Sacrifice is what's needed for a great recipe and my wife sacrificed last night when she somehow punctured the meaty part of her palm with a small knife. Although this soup is very red, I can assure those non-anthropophagists (and I'm not entirely certain about Biggles) that no animal or spousal bits and pieces or byproducts are in the final pot.
If she'd made this soup with Winter tomatoes, the soup might have needed that red boost. Winter tomatoes in most of the Northern Hemisphere are sad, sad things. They smell like... nothing and the flavor usually matches.
The best, most flavorful, and reddest tomatoes for a soup in the winter are those that come from a can and were put in the can RIPE in the summer. That's what was used for this soup. One of the cans of tomatoes she used packed the fruits in paste, but the other did not. I'm not sure it matters. If you don't have tomatoes packed in paste, add some of your own or let the soup simmer longer to concentrate the flavors.
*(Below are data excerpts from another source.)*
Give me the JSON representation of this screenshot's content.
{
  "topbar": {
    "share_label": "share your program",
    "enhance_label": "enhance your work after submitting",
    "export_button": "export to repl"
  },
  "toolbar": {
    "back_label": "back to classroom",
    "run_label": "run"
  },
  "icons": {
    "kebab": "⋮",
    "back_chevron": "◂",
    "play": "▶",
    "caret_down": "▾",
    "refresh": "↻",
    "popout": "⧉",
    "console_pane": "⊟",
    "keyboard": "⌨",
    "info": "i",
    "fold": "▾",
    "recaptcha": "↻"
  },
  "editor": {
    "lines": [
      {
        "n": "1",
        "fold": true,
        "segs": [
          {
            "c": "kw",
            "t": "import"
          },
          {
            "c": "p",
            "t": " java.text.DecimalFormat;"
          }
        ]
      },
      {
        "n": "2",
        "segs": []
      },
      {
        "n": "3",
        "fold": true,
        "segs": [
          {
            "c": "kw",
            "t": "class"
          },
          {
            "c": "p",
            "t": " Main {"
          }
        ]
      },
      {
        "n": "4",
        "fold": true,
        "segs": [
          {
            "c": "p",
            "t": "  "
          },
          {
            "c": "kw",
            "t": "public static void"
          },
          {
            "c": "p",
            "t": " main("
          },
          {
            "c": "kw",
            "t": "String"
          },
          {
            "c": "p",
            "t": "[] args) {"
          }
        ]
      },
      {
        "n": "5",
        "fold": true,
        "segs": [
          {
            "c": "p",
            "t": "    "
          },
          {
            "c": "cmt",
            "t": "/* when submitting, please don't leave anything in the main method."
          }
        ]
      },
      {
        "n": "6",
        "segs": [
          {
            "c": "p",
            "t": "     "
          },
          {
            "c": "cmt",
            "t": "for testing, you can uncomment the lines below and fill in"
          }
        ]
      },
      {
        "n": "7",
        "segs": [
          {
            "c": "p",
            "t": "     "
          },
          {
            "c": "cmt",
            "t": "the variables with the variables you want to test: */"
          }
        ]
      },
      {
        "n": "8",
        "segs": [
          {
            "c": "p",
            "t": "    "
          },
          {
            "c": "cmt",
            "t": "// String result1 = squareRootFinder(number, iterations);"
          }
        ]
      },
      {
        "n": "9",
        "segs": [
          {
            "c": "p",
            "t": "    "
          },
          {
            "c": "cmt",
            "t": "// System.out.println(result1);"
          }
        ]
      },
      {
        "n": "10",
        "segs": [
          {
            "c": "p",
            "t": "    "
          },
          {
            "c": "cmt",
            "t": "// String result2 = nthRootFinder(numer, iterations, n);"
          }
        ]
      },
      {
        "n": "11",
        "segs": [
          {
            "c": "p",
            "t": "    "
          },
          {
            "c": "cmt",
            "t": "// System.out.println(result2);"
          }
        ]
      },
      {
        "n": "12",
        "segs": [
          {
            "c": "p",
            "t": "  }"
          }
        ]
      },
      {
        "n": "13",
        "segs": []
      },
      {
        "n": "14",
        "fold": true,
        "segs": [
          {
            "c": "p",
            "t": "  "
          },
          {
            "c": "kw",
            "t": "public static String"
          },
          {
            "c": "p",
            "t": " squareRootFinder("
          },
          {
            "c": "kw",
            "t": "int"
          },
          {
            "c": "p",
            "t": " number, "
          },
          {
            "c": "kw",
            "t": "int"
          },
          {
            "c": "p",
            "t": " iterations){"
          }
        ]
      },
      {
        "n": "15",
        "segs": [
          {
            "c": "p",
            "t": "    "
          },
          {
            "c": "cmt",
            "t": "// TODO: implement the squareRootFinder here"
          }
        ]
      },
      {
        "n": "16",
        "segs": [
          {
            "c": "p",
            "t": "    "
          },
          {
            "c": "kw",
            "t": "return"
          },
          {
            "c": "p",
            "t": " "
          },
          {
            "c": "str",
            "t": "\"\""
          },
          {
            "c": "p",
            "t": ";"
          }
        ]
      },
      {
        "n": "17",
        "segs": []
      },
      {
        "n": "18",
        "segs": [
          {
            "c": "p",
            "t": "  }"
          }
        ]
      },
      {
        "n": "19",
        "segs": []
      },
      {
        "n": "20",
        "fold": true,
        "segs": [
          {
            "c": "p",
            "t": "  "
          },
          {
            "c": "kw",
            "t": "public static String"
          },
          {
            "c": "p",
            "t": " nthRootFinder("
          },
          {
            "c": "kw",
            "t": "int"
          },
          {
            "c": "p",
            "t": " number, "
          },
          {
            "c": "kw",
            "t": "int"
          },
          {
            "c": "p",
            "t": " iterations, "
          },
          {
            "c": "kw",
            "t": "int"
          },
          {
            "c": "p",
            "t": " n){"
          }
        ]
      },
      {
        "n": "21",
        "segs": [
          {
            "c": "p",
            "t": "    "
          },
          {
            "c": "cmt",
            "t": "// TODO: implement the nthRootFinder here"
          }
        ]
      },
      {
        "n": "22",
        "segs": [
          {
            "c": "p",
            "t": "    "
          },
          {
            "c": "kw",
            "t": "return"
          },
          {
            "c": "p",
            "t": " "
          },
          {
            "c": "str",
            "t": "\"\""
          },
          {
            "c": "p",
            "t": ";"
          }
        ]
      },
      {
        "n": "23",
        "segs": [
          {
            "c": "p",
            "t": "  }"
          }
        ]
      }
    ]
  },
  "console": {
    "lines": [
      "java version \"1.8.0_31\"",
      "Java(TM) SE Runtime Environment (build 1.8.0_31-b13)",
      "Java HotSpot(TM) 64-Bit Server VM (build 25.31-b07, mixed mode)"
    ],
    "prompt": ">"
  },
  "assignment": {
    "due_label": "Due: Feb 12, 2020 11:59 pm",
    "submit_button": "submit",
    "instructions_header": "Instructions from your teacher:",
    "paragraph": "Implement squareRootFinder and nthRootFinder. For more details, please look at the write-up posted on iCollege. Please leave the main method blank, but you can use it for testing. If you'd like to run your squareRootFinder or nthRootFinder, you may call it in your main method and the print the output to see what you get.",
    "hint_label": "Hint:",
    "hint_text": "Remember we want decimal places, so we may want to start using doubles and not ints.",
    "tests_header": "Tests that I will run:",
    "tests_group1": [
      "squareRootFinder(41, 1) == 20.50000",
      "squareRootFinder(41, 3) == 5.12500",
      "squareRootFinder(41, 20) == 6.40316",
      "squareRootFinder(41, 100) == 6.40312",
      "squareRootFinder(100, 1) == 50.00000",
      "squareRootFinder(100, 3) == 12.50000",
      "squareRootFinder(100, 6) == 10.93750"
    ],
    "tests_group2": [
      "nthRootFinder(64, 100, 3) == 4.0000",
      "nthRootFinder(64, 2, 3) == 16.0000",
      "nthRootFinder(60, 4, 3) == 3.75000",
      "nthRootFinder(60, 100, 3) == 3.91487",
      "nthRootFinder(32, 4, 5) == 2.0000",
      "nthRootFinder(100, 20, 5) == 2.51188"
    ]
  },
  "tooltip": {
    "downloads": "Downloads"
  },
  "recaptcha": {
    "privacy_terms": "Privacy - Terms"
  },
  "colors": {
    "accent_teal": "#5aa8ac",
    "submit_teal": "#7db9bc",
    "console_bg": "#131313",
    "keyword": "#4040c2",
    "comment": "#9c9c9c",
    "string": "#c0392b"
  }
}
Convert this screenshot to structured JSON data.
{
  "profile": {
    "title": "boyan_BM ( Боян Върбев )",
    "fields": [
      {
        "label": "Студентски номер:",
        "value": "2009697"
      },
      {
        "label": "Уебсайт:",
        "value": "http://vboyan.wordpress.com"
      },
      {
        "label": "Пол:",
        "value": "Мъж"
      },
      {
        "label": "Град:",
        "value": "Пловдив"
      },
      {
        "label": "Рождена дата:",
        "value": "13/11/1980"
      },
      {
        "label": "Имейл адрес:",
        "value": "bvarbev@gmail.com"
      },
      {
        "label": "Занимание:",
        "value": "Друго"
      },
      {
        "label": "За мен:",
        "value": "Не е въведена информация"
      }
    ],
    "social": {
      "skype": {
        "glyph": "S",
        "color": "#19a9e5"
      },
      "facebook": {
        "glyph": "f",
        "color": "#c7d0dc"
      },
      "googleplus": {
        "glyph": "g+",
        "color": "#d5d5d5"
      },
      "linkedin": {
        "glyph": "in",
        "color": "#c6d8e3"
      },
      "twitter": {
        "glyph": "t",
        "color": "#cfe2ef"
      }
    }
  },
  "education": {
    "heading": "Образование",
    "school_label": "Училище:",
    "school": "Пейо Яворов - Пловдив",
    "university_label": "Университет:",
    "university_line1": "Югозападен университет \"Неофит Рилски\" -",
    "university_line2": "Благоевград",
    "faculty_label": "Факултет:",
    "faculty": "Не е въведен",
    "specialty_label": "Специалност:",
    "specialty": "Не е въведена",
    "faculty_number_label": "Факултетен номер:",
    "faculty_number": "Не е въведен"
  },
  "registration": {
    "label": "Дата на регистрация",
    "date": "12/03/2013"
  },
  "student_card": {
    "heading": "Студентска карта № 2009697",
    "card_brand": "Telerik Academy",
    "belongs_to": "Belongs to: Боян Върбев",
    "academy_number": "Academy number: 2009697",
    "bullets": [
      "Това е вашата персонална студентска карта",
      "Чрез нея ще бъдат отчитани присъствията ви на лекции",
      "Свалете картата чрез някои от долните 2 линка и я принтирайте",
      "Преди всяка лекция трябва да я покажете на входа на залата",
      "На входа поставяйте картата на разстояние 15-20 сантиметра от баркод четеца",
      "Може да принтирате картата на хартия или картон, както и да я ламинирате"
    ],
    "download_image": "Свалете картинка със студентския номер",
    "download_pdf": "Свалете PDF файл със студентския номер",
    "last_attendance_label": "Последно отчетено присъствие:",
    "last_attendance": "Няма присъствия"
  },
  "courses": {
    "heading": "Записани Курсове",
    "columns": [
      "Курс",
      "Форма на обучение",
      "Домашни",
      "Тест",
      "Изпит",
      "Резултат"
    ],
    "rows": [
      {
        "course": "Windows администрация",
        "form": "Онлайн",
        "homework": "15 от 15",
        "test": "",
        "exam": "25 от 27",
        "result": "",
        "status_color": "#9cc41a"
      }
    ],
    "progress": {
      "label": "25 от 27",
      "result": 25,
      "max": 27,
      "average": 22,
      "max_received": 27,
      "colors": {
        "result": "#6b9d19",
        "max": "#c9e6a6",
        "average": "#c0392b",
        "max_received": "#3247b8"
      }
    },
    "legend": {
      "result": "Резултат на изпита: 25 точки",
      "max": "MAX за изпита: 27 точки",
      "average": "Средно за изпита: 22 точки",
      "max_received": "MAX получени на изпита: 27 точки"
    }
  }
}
This is a thin soup, which is great for loosening up the sinuses. Make a big pot of this soup and enjoy it with grilled cheese on a snowy day, preferably after sledding down a hill into a snowbank.
So how exactly did the Redhead stab herself in the hand? I saw the whole thing, and I still don't know how it happened. She was putting a small knife away somewhat casually, and it bit her, point first. It's a good reminder to always respect the blade, because the blade knows when you're not paying close enough attention.
The Redhead's Tomato Basil Soup
1 medium onion, diced
4 cloves garlic, minced
3 tablespoons olive oil
2 32oz. cans whole or crushed tomatoes, with juice
15-20 fresh basil leaves
1 teaspoon dried basil
2 minced scallions
4 cups vegetable stock
2 bay leaves
2 cups red wine of your choice (we used a California Zinfindel)
salt and pepper to taste
Heat the oil in the bottom of a stock pot or dutch oven. add the onions and garlic and sautee over medium-high heat until the onions are translucent, but before they take on much color.
Crush the tomatoes and break them up into very small pieces. Add the tomatoes with their juice and the stock and stir well.
Mince the fresh basil and add it and the dried basil to the pot. Stir well. Add the wine.
Simmer for 20 minutes. Taste and adjust seasoning. Blend with immersion blender or in a food processor. Serve.
Simple soup, simple pleasure, and done right nobody gets hurt.